To desire to be an overseer (“bishop”) is a good work for it brings one into circumstances which require the exercise of patience and understanding and which necessitate effort to conform to the moral pattern of the Lord Jesus Christ. He must be without reproach (“blameless”), having good reputation both from within and without the brotherhood. As the “husband of one wife”, with all that this implies, his morality will be beyond reproach and will not disgrace the name he bears (2 Sam 12:14). He is a temperate man, sober, well-balanced and careful. He is self controlled, sober minded, discreet and not swayed by sudden impulse or passion. A sober mind is revealed in a modest, orderly outward demeanour. His hospitality (lit “lover of strangers”) results from a recognition of the abundant gift of grace that has been given him (1 Pet 4:9). As a teacher he must first study the Word (2 Tim 2:2,24).
There are things he must shun. “Not ready to quarrel, and offer wrong, as one in wine” (1 Tim 3:3 mrg cp Prov 23:29–30). There will be no belligerence or quarrelsomeness as with one who is intoxicated—either with alcohol or self-importance. Because he must be prepared to sacrifice he must not be a lover of money (1 Tim 6:9–10) . Here is a patient man endeavouring to behave considerately to all men, not disposed to fight (2 Tim 2:24). Does he preside over his own household with care and diligence, raising obedient children by wisdom, so that the child wants to obey—and love, so that it is a pleasure to obey?

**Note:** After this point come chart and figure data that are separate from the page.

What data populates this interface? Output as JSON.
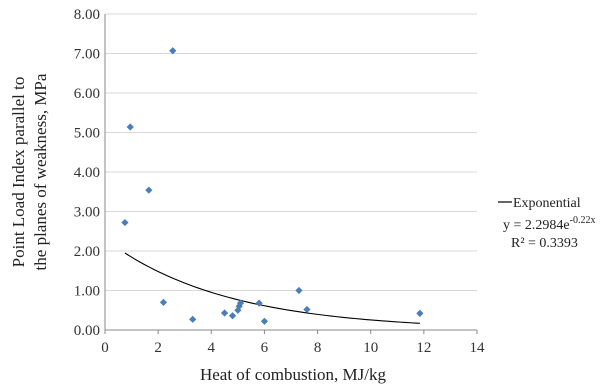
{
  "chart_data": {
    "type": "scatter",
    "xlabel": "Heat of combustion, MJ/kg",
    "ylabel_lines": [
      "Point Load Index parallel to",
      "the planes of weakness, MPa"
    ],
    "xlim": [
      0,
      14
    ],
    "ylim": [
      0,
      8
    ],
    "x_ticks": [
      "0",
      "2",
      "4",
      "6",
      "8",
      "10",
      "12",
      "14"
    ],
    "y_ticks": [
      "0.00",
      "1.00",
      "2.00",
      "3.00",
      "4.00",
      "5.00",
      "6.00",
      "7.00",
      "8.00"
    ],
    "grid": "horizontal",
    "marker_color": "#4a7ebb",
    "series": [
      {
        "points": [
          {
            "x": 0.75,
            "y": 2.72
          },
          {
            "x": 0.95,
            "y": 5.14
          },
          {
            "x": 1.65,
            "y": 3.54
          },
          {
            "x": 2.2,
            "y": 0.7
          },
          {
            "x": 2.55,
            "y": 7.07
          },
          {
            "x": 3.3,
            "y": 0.27
          },
          {
            "x": 4.5,
            "y": 0.43
          },
          {
            "x": 4.8,
            "y": 0.36
          },
          {
            "x": 5.0,
            "y": 0.5
          },
          {
            "x": 5.05,
            "y": 0.6
          },
          {
            "x": 5.1,
            "y": 0.68
          },
          {
            "x": 5.8,
            "y": 0.68
          },
          {
            "x": 6.0,
            "y": 0.22
          },
          {
            "x": 7.3,
            "y": 1.0
          },
          {
            "x": 7.6,
            "y": 0.52
          },
          {
            "x": 11.85,
            "y": 0.42
          }
        ]
      }
    ],
    "trendline": {
      "type": "exponential",
      "a": 2.2984,
      "b": -0.22,
      "x_range": [
        0.75,
        11.85
      ],
      "color": "#000000"
    },
    "legend": {
      "position": "right",
      "entry": "Exponential",
      "equation": "y = 2.2984e",
      "equation_exponent": "-0.22x",
      "r_squared": "R² = 0.3393"
    }
  }
}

Here are attributes which each must strive to manifest each day. They are the proof of the Word dwelling within. “Shall the throne of iniquity have fellowship with thee, which frameth mischief by a law?” (Psalm 94:20). By no means.
There lies within the grasp of each of us the ability to reflect the qualities of God . Our fellowship must have that moral fibre which will bind the Davids and Jonathans of today.
Let us resolve that, purified by the hope that lies within us, our fellowship with one another is the result of a morality which has been moulded, pressed and polished by the word of Almighty God. Remember, “If we walk in the light, as he is in the light, we have fellowship one with another, and the blood of Jesus Christ his Son cleanseth us from all sin” (1 John 1:7).